Q-Media Group, which operates multiple stations in Minnesota, and Falls Media LLC, which operates KWFB(FM) in Holliday, Texas and KXXN(FM) in Iowa Park, Texas, told the FCC they do not support ZoneCasting.
“It recently came to our attention that comments were filed at the FCC purportedly on our behalf in support of GBS’s proposal. The undersigned local radio broadcasters were entirely unaware of our participation in this proceeding and did not knowingly consent to having our name included on such filings, the radio broadcasters told the FCC.”
Their letter continued: “We are all proud but relatively small radio broadcast operators, with enormous demands on our limited time and resources. In general, we do not have the bandwidth to personally monitor activities at the FCC. Given this highly unusual circumstance, the broadcasters listed below respectfully request that the commission remove the prior filings indicating our support for GBS’s requested rule change from the record.”
The letters of support they refer to were filed in February 2021 and also signed by Shainis, according to FCC records.
Shainis in a filing with the FCC on Wednesday countered that all comments filed were done with full authorization of all parties. He told Radio World in a separate email that the “broadcasters in question all granted permission in writing.”
Shainis at one time served as counsel to GBS, but a company spokesman told Radio World the attorney currently does not represent the developer.

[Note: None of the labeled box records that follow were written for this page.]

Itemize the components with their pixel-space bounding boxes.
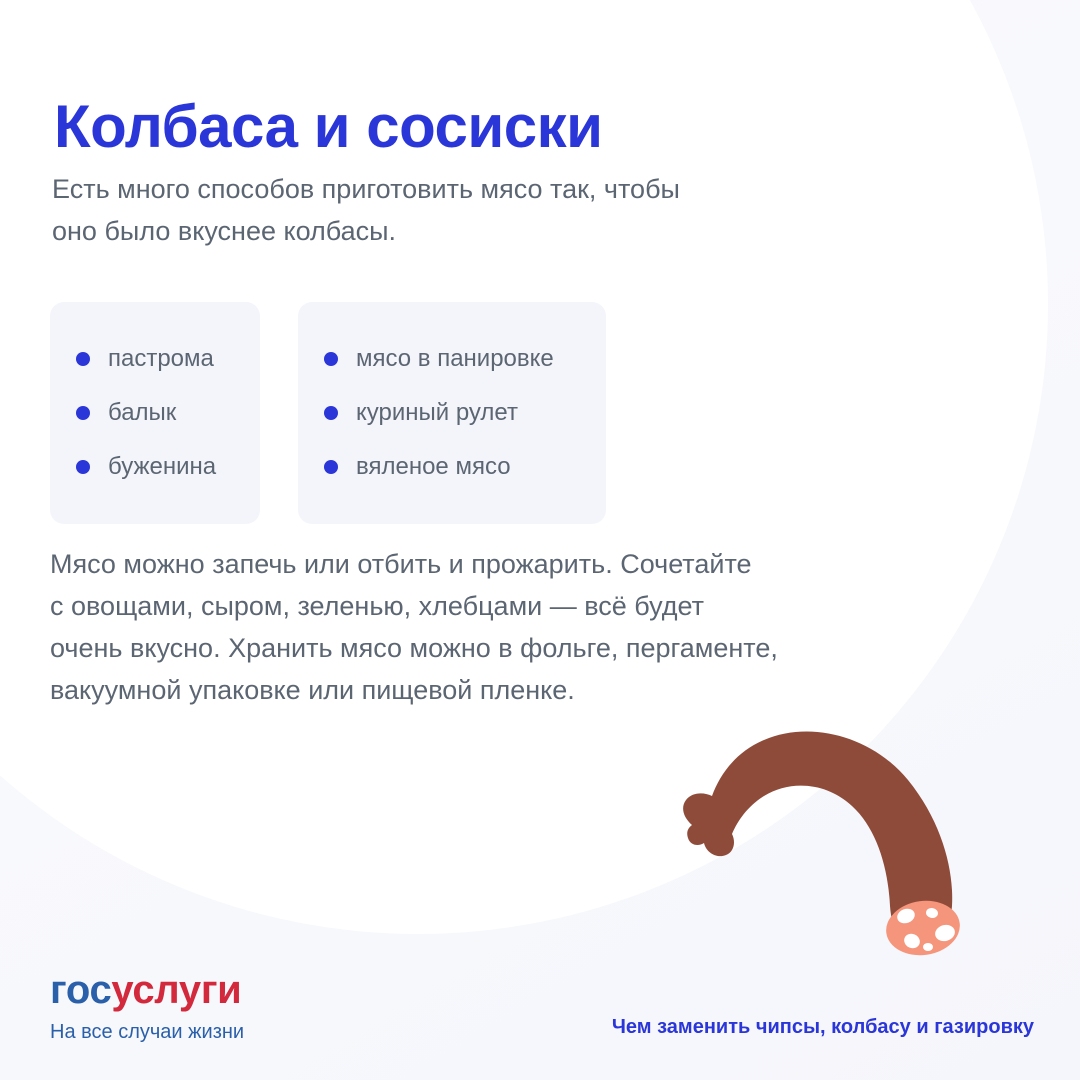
list-item-label: куриный рулет — [356, 399, 518, 427]
logo-tagline: На все случаи жизни — [50, 1020, 244, 1044]
body-paragraph: Мясо можно запечь или отбить и прожарить… — [50, 543, 950, 711]
logo-wordmark: госуслуги — [50, 968, 244, 1012]
fat-speck-icon — [923, 943, 933, 951]
bullet-icon — [324, 352, 338, 366]
list-item: вяленое мясо — [324, 440, 572, 494]
logo-segment-red: услуги — [111, 968, 241, 1012]
footer-caption: Чем заменить чипсы, колбасу и газировку — [612, 1014, 1034, 1040]
bullet-icon — [76, 406, 90, 420]
gosuslugi-logo: госуслуги На все случаи жизни — [50, 968, 244, 1044]
list-panel-left: пастрома балык буженина — [50, 302, 260, 524]
list-item: балык — [76, 386, 226, 440]
bullet-icon — [76, 460, 90, 474]
body-line: очень вкусно. Хранить мясо можно в фольг… — [50, 627, 950, 669]
bullet-icon — [324, 406, 338, 420]
poster-content: Колбаса и сосиски Есть много способов пр… — [0, 0, 1080, 1080]
list-panels-group: пастрома балык буженина мясо в панировке — [50, 302, 606, 524]
poster-canvas: Колбаса и сосиски Есть много способов пр… — [0, 0, 1080, 1080]
list-item-label: балык — [108, 399, 176, 427]
page-title: Колбаса и сосиски — [54, 93, 954, 161]
intro-line: Есть много способов приготовить мясо так… — [52, 168, 852, 210]
bullet-icon — [76, 352, 90, 366]
list-item: буженина — [76, 440, 226, 494]
body-line: Мясо можно запечь или отбить и прожарить… — [50, 543, 950, 585]
list-item-label: мясо в панировке — [356, 345, 554, 373]
list-item: мясо в панировке — [324, 332, 572, 386]
list-item: пастрома — [76, 332, 226, 386]
list-panel-right: мясо в панировке куриный рулет вяленое м… — [298, 302, 606, 524]
intro-paragraph: Есть много способов приготовить мясо так… — [52, 168, 852, 252]
list-item-label: вяленое мясо — [356, 453, 511, 481]
logo-segment-blue: гос — [50, 968, 111, 1012]
list-item: куриный рулет — [324, 386, 572, 440]
sausage-illustration — [640, 700, 1040, 980]
body-line: с овощами, сыром, зеленью, хлебцами — вс… — [50, 585, 950, 627]
list-item-label: пастрома — [108, 345, 214, 373]
intro-line: оно было вкуснее колбасы. — [52, 210, 852, 252]
bullet-icon — [324, 460, 338, 474]
list-item-label: буженина — [108, 453, 216, 481]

The latest developments continue to define a proposal brought by GBS that has generated animus from opponents who claim the geo-targeting technology will cause interference and potentially disrupt radio’s business model. In addition, NAB has questioned past business dealings of the company’s founder and current CEO Chris Devine.
Shainis told the FCC in his most recent filing: “It is shameful how low the NAB, through its Chief Legal Officer and Executive Vice President Rich Kaplan, has sunk to question the integrity of filings made in the docket.
“[I am] aware that NAB has gone out of its way to contact state broadcast associations and, in some cases, station owners themselves to dissuade them from supporting the GBS proposal.”